Should the words internet, net and web start with capitals?

This kind of issue crops up from time to time. What happens is an invention, political opinion, concept or such like grows from being a rare and new thing (and therefore having all the properties of a proper noun) to becoming more mundane. Writers who persist in capitalising such words can end up looking rather ill at ease with modernity and that is no good thing when you're trying to communicate current ideas to a mass audience.

The argument for web capitalisation is simple: there is only one Internet, just like there is only one Moscow. Sure, it's made up of millions of elements but so is the Great Barrier Reef. Therefore Internet is a proper noun and must have a capital.

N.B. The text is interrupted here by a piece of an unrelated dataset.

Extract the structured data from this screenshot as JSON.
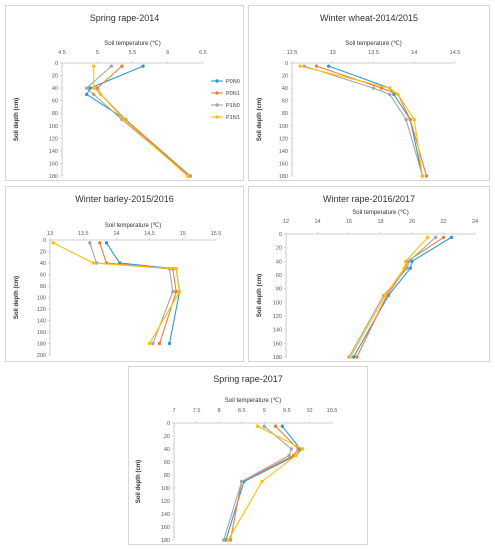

Until quite recently, this opinion held, partly because of its inarguable correctness. But good English isn't necessarily about correctness – usage plays an important role.

To people who have grown up with the internet (and let's face it, that's anyone born after about 1985), the internet is as ubiquitous as the phone and the radio, and probably doesn't seem worthy of special treatment. As Michael Quinion puts it in this article on the Internet, the word is showing signs of "maturing", and in a much more detailed explanation than is possible here, gives a full explanation.

The irony is that the internet itself (especially email) has been partly responsible for the overuse of lower-case lettering in almost all design contexts. People who capitalise their initials in their email address just look weird!